URGENT warning (Please note this SOS, and pass it on!)
The United Nations Committee for Endangered Species (UNCES), the European Commission for Displaced Communities (ECDC), and the North Atlantic Society for Threatened Groups (NASTG) has today produced a joint statement at 10:30 EST, the morning edition of The Transparent Ironist reports. In a white-paper released to a press conference at Washington, the heads of these three organisations issued a grave warning that the species called the White Male is in serious threat of extinction. The last historical period when this species flourished was the late 19th century when a considerable number of White Males could still be found in the prairies of Europe, and also in some hinterlands of Australasia, North America, and Latin America. Since then, its numbers have drastically dwindled, and this dwindling is accelarated by the curious phenomenon that members who visibly belong to this species of the White Male now wish to disassociate themselves from it. Men with white skin are often gravely offended if they are told that they belong to this species, and they reply : 'My skin may be white, but I am definitely not a White Male! Why are you so obsessed with my skin colour? Didn't I hear you accuse me of racism just a few years ago? Have you now become a racist yourself?'
Some of them have even started migrating to parts of the Mediterranean belt to develop a tanned, bronze, aquamarine, or copper skin in order to hide their previous affiliations with this much-maligned endangered species. In the Academy, in particular, if current trends are anything to go by, there will be no White Male left in another five years : everyone there would soon be a Black American, a Black Indian, a Black Italian, a Black Australian, or a Black Russian. The three heads commented that this was an extremely sorry state of affairs since very soon everyone in the world would become tarred with a black brush (no pun pretended).
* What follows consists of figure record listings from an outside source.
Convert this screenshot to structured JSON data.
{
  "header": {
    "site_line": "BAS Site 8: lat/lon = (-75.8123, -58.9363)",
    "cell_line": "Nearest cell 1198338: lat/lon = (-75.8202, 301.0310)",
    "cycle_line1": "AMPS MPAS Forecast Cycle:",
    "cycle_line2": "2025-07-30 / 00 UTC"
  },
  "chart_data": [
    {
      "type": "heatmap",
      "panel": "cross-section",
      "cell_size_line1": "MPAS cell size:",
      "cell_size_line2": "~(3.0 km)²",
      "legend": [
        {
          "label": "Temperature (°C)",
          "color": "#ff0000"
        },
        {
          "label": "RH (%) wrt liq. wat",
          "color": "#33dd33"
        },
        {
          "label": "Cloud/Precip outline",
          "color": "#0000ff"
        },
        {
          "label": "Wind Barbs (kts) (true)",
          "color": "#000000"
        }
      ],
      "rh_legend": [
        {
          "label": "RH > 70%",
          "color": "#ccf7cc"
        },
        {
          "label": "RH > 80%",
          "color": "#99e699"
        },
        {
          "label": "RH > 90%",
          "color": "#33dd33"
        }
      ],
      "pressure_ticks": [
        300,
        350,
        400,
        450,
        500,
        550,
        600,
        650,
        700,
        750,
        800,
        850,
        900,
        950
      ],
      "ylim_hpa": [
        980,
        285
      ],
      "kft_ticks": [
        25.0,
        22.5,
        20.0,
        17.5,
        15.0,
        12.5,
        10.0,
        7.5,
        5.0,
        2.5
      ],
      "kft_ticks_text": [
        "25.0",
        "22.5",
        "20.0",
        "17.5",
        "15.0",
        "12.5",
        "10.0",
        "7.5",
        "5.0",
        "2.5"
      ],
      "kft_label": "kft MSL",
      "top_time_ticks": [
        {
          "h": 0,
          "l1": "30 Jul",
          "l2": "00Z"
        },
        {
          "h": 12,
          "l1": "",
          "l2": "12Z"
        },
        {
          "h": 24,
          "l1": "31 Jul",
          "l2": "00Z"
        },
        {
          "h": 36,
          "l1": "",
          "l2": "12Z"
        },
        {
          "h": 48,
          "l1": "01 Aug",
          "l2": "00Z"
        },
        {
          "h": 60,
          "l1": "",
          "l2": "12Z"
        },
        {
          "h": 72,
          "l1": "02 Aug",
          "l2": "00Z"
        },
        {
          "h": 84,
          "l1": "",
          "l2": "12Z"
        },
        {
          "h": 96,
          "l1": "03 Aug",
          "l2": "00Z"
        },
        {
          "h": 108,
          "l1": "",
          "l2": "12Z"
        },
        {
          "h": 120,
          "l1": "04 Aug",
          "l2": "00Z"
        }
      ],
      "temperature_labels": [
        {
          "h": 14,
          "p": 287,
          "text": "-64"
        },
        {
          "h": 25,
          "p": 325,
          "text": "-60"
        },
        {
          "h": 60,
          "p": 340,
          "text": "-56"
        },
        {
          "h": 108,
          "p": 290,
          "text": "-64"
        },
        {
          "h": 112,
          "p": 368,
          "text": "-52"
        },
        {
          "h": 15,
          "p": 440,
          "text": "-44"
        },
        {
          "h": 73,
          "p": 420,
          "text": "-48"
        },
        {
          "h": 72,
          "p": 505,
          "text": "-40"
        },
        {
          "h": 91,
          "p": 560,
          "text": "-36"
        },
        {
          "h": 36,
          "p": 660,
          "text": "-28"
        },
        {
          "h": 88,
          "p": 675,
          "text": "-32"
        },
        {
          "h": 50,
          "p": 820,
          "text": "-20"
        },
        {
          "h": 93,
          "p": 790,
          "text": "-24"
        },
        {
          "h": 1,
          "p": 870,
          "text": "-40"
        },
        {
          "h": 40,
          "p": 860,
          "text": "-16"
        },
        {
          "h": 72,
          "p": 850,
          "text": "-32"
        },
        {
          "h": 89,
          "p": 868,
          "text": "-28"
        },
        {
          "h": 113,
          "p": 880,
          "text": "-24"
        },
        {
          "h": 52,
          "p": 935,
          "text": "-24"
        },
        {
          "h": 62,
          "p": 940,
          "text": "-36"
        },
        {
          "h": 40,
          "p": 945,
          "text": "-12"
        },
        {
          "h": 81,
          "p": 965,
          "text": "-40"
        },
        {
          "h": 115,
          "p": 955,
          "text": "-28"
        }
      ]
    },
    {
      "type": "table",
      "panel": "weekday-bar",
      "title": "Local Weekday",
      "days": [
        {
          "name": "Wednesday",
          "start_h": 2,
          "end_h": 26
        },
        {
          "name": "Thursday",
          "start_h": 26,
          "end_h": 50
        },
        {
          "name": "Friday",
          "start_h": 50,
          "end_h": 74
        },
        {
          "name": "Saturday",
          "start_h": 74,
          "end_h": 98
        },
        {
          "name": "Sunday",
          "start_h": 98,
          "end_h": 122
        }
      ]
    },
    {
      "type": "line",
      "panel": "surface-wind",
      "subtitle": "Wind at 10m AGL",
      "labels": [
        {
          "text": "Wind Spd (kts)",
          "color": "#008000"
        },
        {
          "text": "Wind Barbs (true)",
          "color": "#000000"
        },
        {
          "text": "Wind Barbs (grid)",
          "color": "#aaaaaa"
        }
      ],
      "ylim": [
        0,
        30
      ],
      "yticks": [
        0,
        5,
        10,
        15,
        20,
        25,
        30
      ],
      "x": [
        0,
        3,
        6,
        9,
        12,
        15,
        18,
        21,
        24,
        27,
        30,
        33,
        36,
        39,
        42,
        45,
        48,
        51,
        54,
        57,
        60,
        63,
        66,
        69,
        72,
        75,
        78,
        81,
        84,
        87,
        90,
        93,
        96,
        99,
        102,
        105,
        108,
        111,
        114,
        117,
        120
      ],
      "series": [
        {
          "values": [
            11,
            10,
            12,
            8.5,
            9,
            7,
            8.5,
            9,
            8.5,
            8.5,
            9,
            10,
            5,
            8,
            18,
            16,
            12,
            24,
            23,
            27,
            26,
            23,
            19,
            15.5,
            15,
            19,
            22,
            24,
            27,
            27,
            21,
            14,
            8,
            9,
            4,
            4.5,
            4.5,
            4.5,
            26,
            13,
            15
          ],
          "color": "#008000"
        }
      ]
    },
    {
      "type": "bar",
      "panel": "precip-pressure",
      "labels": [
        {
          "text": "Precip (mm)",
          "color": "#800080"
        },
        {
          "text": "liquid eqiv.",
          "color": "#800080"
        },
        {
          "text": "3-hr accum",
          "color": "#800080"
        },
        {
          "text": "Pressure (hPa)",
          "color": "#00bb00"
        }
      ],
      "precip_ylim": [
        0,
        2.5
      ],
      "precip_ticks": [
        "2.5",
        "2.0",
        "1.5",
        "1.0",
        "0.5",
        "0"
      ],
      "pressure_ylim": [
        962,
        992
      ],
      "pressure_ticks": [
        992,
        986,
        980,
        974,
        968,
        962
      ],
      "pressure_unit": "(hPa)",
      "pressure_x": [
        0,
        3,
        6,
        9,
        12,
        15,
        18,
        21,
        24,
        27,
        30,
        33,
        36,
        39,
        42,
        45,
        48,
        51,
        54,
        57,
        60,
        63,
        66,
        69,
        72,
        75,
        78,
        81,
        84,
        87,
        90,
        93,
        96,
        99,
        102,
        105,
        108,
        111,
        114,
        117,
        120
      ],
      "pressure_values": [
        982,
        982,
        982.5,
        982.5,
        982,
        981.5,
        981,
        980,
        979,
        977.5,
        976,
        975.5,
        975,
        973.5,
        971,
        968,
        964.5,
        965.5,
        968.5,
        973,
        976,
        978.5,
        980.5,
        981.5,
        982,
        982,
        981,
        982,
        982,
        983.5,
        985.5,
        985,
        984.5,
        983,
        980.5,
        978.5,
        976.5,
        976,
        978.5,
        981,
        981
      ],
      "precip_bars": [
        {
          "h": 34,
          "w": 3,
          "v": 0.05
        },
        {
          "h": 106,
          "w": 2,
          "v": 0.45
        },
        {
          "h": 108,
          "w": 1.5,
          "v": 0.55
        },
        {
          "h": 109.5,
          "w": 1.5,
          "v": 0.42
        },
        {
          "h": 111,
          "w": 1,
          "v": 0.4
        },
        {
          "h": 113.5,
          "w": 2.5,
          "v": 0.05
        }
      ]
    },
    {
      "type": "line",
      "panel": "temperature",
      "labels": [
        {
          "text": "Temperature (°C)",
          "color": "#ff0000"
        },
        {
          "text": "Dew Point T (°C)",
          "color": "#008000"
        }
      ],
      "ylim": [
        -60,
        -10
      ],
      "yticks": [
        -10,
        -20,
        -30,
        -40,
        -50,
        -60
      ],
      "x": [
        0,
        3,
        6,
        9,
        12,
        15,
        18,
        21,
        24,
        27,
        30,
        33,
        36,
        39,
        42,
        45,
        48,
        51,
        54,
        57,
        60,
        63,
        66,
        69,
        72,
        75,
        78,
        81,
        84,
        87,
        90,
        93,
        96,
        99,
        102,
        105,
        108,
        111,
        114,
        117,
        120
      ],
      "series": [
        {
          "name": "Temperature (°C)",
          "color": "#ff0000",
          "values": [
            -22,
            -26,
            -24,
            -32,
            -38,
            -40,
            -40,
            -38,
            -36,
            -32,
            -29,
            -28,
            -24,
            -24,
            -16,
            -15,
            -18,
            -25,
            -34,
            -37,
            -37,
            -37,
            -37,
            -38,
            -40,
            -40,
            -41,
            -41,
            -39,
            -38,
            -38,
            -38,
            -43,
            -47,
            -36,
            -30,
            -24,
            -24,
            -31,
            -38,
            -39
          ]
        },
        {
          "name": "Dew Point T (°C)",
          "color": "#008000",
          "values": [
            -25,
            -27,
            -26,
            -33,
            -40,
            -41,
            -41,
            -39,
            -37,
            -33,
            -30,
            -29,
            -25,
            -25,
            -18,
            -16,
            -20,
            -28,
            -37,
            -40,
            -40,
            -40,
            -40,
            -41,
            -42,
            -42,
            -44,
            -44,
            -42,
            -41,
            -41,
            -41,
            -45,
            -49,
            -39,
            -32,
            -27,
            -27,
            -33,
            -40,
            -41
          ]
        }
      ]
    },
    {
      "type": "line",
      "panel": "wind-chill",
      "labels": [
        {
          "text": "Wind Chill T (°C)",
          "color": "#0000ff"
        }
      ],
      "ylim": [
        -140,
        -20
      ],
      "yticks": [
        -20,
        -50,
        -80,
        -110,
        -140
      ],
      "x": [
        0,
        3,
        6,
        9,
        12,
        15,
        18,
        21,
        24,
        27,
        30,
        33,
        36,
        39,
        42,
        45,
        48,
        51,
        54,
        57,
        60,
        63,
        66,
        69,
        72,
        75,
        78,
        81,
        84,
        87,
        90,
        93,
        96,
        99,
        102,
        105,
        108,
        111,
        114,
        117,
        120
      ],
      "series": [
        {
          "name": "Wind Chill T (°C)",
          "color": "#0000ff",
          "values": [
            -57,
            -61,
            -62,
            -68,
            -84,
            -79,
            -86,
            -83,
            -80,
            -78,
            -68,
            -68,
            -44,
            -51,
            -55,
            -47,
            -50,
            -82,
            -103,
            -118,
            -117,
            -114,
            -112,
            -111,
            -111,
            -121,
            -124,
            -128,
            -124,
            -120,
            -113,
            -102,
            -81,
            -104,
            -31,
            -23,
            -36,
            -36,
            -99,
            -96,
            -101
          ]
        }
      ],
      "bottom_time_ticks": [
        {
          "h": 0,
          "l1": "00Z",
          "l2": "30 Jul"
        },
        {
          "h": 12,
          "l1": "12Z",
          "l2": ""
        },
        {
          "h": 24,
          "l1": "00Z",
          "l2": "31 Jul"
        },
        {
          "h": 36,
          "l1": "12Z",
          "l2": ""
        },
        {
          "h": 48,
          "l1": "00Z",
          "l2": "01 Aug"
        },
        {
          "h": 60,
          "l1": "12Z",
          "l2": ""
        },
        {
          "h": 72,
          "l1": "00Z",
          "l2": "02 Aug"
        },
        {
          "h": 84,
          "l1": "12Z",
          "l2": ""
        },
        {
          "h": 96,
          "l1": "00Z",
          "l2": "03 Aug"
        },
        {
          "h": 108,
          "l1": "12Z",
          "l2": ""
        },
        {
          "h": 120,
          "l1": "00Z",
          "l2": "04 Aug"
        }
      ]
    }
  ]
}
This warning comes at a very critical juncture for Feminists who earn their monthly salaries by writing volume after volume, using extremely arcane vocabulary, against the species of the White Male : with the extinction of the White Male, it would seem that Feminists themselves would lose their jobs. It is no wonder, then, that immediately after the announcement from Washington, Ms Fiona McCarthy of Feminists Inc. declared that this was yet another male conspiracy to push Feminists out of the Academy. Though one might wonder : now that the White Male is dying, will it be the turn of the White Female next?
The three heads suggested that white school-children should be taught to celebrate their whiteness by wearing T-shirts with the label 'Proud to be White', and reminded that although they are not as politically correct as their black neighbours, they still have the same red blood under their white skins. In this manner, they hope that we shall be able to stem the tide and raise a new generation of the White Males who, with a little meddling with their genes, will be 'determined' to search for successful mates from among the White Females only. Ms Mccarthy was, however, not available (and perhaps fortunately so) for comment on this last bit about genetic engineering. Though we might hope that this unprecedented calamity will finally lead the White Male and the White Female to bury the hatchet and start smoking the peace-pipe in the face of this impending catastrophe against White-ness.
3 Comments:
At 24.2.05, Anonymous said…
superb stuff!
We need a replacement now to tinker tailor soldier sailor...
At 24.2.05, The Transparent Ironist said…
And what would that replacement be?
At 25.2.05, Anonymous said…
white male, black male, brown male, yellow male, straight male, gay male
And yes, the women would naturally be out of the count.
No use participating in silly riddles and nursery rhymes. BTW the subject of nursery rhymes is bloggable. They are artocious.